Chegamos oficialmente aos dez mil mortos. Luto nacional. Sabemos que esse número não expressa a realidade. As pessoas que conhecem o sistema brasileiro apostam numa subnotificação. A parte do país que quer negar a importância da pandemia acha que os números estão inflados
O mesmo acontece nos EUA onde morreram 75 mil até agora. O presidente nega tanto a gravidade da pandemia que queria fazer um churrasco hoje no Palácio.
A repercussão negativa foi grande. Ele disse que não haveria churrasco, era apenas uma fake news na qual os jornalistas acreditaram porque são idiotas.
Estou entre esses idiotas e critiquei o churrasco. Sou tão idiota que sei que o churrasco seria feito para atenuar a tristeza de um ministro, provocada por uma tragédia doméstica. Não vou mencionar o ministro nem a natureza da tragédia. Apenas para lembrar que não existe bobo, depois de 60 anos de profissão.
Fiquei impressionado com a entrevista da Regina Duarte na CNN. Muitos falam que enlouqueceu. Não a conheço, nem a vi na televisão. Sou analfabeto em novelas e sempre me perco quando as pessoas falam nos seus personagens.
No meu entender, ela estava representando um papel de secretária da cultura de um governo de extrema direita. Disse apenas aquilo que poderia fortalecê-la no cargo. Seu antecessor caiu por reproduzir um discurso nazista atribuído a Goebbels.

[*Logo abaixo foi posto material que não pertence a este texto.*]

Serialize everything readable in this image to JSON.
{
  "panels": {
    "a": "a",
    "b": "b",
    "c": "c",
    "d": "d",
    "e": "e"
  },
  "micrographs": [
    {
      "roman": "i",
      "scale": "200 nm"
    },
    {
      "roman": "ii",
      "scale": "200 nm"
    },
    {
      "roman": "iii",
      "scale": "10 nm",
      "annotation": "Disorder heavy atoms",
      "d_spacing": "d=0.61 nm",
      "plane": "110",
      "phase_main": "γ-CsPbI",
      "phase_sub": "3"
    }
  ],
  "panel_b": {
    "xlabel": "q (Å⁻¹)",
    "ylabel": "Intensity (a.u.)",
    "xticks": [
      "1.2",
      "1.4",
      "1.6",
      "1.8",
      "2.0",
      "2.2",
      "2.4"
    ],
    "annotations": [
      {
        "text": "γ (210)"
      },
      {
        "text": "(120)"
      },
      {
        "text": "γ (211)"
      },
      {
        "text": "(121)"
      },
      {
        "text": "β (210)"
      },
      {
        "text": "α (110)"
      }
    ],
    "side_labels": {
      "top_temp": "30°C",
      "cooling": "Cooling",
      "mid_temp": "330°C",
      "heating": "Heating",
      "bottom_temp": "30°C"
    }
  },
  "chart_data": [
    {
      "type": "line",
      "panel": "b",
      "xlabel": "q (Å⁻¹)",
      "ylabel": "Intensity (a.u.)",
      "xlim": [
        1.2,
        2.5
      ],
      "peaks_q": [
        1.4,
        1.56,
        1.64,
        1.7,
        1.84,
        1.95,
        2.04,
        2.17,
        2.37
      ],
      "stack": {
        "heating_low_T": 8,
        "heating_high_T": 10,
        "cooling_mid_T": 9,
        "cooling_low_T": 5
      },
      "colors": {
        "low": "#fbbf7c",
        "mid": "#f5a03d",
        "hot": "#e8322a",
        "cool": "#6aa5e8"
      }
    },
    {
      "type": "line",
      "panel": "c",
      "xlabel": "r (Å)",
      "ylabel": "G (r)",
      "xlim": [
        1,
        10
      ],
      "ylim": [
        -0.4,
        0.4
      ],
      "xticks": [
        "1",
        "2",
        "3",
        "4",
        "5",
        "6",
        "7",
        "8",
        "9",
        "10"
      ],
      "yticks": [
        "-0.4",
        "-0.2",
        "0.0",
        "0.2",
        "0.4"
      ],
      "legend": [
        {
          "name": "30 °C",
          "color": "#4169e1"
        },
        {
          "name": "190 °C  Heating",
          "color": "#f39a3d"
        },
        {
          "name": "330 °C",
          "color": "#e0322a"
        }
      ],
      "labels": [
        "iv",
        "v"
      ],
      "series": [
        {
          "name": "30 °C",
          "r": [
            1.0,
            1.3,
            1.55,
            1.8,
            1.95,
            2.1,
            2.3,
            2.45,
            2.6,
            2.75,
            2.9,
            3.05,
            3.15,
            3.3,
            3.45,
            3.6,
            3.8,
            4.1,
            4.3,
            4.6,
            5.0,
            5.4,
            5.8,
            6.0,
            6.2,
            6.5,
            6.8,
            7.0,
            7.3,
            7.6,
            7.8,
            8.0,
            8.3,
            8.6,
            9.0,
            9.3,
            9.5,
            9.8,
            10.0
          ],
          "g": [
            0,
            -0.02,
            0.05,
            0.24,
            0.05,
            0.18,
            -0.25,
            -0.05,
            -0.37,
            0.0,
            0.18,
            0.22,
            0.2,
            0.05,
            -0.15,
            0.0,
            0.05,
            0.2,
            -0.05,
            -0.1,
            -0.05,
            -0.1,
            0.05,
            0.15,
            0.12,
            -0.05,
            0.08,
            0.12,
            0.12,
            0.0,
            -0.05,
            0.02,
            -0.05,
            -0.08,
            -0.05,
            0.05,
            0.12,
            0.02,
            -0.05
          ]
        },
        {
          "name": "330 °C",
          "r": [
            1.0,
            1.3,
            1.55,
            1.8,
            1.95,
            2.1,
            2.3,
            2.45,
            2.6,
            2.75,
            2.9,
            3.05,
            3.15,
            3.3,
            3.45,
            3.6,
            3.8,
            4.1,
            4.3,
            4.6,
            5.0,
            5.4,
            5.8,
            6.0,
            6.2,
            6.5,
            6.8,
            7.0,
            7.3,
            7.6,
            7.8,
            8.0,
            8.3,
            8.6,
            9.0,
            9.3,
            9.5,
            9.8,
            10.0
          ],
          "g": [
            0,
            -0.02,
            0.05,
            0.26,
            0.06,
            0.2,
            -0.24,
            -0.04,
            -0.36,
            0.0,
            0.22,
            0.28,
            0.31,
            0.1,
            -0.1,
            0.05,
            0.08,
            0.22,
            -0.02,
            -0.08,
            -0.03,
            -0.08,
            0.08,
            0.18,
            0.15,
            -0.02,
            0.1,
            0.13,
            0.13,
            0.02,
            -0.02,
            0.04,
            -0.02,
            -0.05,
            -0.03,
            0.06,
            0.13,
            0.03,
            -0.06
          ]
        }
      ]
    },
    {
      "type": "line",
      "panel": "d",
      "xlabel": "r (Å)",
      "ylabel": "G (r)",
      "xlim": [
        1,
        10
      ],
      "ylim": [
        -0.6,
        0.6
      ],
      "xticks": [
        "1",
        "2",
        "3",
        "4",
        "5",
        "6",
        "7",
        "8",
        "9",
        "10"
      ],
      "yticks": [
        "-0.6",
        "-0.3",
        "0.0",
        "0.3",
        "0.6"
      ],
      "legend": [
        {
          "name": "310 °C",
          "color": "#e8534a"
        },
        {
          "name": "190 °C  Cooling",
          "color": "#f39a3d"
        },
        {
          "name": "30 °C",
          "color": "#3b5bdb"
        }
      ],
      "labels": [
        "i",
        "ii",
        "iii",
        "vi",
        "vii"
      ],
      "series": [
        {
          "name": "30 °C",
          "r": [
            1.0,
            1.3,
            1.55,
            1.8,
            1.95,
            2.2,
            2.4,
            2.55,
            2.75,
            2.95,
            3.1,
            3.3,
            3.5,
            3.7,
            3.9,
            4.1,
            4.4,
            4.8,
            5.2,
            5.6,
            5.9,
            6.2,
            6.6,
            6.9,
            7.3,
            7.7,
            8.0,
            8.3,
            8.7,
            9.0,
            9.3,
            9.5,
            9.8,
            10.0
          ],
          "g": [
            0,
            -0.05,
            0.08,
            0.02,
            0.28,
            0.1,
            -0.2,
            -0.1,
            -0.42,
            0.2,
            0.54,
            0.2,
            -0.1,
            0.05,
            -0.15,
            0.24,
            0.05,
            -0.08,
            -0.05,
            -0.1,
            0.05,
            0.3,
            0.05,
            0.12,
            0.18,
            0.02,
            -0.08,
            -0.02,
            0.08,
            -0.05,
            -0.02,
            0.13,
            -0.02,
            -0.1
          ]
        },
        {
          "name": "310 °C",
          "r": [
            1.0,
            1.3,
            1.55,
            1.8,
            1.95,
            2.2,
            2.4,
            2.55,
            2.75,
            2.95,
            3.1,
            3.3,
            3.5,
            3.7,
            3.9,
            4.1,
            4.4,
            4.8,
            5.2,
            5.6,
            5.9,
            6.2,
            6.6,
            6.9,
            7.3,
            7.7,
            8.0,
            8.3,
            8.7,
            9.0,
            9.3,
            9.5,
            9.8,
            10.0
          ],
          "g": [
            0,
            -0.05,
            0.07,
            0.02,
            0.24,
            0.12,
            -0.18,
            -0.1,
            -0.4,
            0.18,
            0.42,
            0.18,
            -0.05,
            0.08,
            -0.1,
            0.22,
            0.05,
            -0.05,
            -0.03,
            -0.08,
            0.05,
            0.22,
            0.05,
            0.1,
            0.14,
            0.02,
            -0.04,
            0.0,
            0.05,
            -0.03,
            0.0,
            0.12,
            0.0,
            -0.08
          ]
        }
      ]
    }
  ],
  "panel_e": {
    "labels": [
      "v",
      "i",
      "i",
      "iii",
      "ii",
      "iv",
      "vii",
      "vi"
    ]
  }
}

Disse na televisão que embora não conhecesse Regina sabia que ela iria pertencer a uma engrenagem que nada tem a ver com a cultura.
Goebels era um pensador da propaganda e não da cultura.
Governos de extrema direita, assim como o de extrema esquerda, reduzem a cultura a uma defesa de seu programa político, negando a riqueza que a palavra encerra.
Regina está incumbida de levar a guerra cultural. Este é o lema de Bolsonaro. Guerra e cultura nem sempre se harmonizam. Goya foi um grande pintor porque entre outras coisas mostrou os horrores da guerra. Picasso tornou-se mais conhecido no mundo porque pintou Guernica, um testemunho da trágica guerra civil espanhola
Umberto Eco afirma com razão que por baixo de um regime e sua ideologia existem uma série de hábitos culturais, uma nebulosa de instintos obscuros e paixões insondáveis.
Regina apenas tentou navegar nessas paixões para ficar bem com o regime. É o que me parece.
Hoje sábado, bolsonaristas voltaram a ocupar a esplanada em Brasilia para protestar contra o Supremo e o Congresso. Roberto Jeferson, um novo defensor do governo, aparece com um fuzil na mão, em postagem no mesmo dia , dizendo que está pronto para combater o comunismo, a tirania e os vendilhões da pátria.
Num texto anterior, aconselhou Bolsonaro a fechar a TV Globo e demitir os onze ministros do STF.
Roberto Jeferson é especialista em governos decadentes. Eu o conheci quando defendia Collor. Serviu ao PT, quase emplacou a filha no governo Temer, e agora tirou um fuzil do armário para se adaptar à nova e belicosa corte.
Para quem viveu tantos anos, as coisas parecem se repetir tediosamente no Brasil. Só que agora num contexto que nunca vi: uma sucessão de mortes provocadas pelo coronavírus.